Katy Grannan, Nicole, Potrero Hill, 2006

Katy Grannan’s most evident talent is for inspiring trust in people already eager to shed not only their clothes but whatever vestiges of dignity might remain to them. The resulting photographs have not been very good. Her latest effort is The Westerns. In it, she gives us pictures of Gail and Dale, transsexual best friends, Nicole, a woman struggling with unspecified demons, and a couple of guys, equally troubled, whom she apparently stumbled across on the beach.

Why The Westerns?

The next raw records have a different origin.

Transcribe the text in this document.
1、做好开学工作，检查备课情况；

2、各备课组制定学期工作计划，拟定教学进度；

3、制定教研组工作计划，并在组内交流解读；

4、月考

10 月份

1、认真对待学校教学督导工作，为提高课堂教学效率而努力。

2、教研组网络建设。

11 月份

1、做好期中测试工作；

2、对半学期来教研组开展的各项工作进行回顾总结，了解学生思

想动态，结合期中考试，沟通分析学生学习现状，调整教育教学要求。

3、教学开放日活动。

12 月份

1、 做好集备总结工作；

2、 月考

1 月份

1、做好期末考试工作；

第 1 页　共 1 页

Grannan, we are told, considers her subjects to be “new pioneers” struggling “to define themselves under the scrutiny of relentless sunlight” in San Francisco, “a mythical destination and a real end-point where sunshine illuminates both the abject and the joyful.” What crap. “Abject” may be apt, but the sunlight in San Francisco is never relentless, and there is no joy in any of these pictures.


Diane Arbus, Mexican Dwarf in His Hotel Room, 1970

Instead, there is only Grannan’s exploitation of her subjects’ confusion and unhappiness. The extent of that exploitation is best illustrated by reference to another woman who photographed outsiders and was accused, in her day, of exploiting them. In fact, Diane Arbus’s freaks are paragons of dignity in comparison. Some of them are even joyful. That’s because Arbus knew all along that she was one of them. Grannan is just a tourist.


Katy Grannan, Gail, Point Lobos, 2006

Thus, the illuminating comparison is not with Arbus, but with the painter Andrew Wyeth, whose sticky taste for bathos is echoed even in that peculiar and creepy pose that Grannan’s subjects so often assume. As far as I’m concerned, one Christina’s World is enough. More than enough, really.


Andrew Wyeth, Christina's World, 1948

(At Fraenkel, until Saturday; also at Greenberg Van Doren and Salon 94.)